At least 50 deaths have been linked to problems with inclined infant sleepers, which create an unsafe sleep position that may cause babies to suffocate, yet some manufacturers continue to sell products with this dangerous design.

While some products have been recalled, and federal officials are considering a ban on inclined infant sleepers, a warning issued by Consumer Reports urges parents and caregivers to stop using any and all rocking inclined sleepers.

Inclining infant sleepers are similar to bassinets, but are designed to elevate the baby’s head and torso. Inclining the infant during sleep has been shown to help prevent acid-reflux or congestion. However, the design has proven to be potentially deadly after babies are old enough to rollover on their own.

The sleepers are meant to be used for newborns and infants, and are sold in frame-type, semi-grid and compact styles for infants to be placed in on their backs to keep the baby’s face up. The products are equipped with restraints that allow parents to snugly fit the straps around the child to prevent them from turning over. However, the U.S. Consumer Product Safety Commission (CPSC) has linked at least 50 deaths to the products.

Safety concerns with inclined sleepers were first disclosed to the public in April 2019, when the CPSC issued a Fisher-Price Rock’n Play warning, instructing consumers to stop placing their infants in the sleepers by three months old, or before they begin to show signs that they can roll over independently.

Shortly after the initial CPSC warning was released, the American Academy of Pediatrics (AAP) called on the commission to issue an immediate recall for the Rock’n Play Sleepers, indicating parents will not know the exact moment a child gains the ability to roll over, which may be too late and result in another infant death.

By the end of April, CSPC officials recalled 4.7 million Rock’n Play Sleepers and Kids II recalled all 694,000 of its inclined rocking sleepers. While there were 32 infant deaths reported at that time, at least 18 additional deaths have surfaced over the past few months, bringing the total number of deaths to approximately 50.

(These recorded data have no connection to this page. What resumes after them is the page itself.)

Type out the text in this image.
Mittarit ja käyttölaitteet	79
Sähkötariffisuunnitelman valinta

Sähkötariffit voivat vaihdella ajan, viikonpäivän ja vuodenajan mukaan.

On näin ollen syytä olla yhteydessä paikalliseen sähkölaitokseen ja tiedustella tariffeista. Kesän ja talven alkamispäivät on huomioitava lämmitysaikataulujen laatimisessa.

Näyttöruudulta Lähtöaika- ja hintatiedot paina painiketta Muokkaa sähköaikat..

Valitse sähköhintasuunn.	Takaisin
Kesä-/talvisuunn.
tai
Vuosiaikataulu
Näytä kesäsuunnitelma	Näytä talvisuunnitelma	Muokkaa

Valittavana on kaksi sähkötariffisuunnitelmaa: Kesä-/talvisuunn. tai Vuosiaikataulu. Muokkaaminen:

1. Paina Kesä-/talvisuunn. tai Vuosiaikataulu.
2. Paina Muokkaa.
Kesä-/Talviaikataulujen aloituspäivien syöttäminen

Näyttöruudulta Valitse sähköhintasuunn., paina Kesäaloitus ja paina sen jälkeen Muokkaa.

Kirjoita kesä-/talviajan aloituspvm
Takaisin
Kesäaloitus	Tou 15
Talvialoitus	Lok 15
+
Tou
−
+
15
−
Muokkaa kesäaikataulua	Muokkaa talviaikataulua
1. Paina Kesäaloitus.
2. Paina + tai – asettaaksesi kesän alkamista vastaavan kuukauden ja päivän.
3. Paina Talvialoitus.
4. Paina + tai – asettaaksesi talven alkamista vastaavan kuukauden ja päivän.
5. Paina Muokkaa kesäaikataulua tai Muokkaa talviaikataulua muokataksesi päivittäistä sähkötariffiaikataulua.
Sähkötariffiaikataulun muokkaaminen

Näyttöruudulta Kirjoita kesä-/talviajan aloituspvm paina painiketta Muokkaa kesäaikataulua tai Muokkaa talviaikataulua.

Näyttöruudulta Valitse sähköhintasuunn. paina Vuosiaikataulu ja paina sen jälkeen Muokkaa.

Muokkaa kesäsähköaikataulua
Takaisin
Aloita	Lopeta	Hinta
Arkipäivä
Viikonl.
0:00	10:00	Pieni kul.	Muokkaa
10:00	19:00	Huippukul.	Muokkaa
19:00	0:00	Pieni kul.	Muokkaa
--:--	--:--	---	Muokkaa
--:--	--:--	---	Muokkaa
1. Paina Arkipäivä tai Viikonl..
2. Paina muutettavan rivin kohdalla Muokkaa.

Despite growing fatality reports and CPSC efforts to recall two of the most popular brand inclined sleepers, several manufacturers continue to sell similar products with the same risks. Consumer Reports indicates Baby Delight, Evenflo, and Hiccapop still sell inclined sleepers, yet the CPSC has not recalled or issued warning for those specific products.

Rather than issuing a recall for all inclined sleepers across the market, the CPSC is allowing the voluntary industry standards organization, ASTM International, the opportunity to investigate the product’s standard and potential hazards until October 2019 before deciding whether the sleepers should be eliminated from the market.

Many have become critical of the CPSC’s decision, including several Congressmen Tony Cárdenas, and Sen. Richard Blumenthal, who have recently introduced legislation that would prohibit the manufacture, import and sale of infant inclined sleeper products.

Cardenas stated at a June 13, 2019 House hearing that he introduced the bill because “companies decided making money was more important than the lives of innocent babies” and “because the regulatory agency charged with protecting Americans decided to be puppets for industry and stood by as more precious lives were lost”, according to Consumer Reports.

Since the recalls, Fischer-Price has been riddled with a number of inclined sleeper individual wrongful death lawsuits and also a class action lawsuit alleging the manufacturer knew or should have known about the risk of problems, yet delayed announcing a recall or warning, and knowingly allowed parents to continue purchasing life threatening sleeper devices.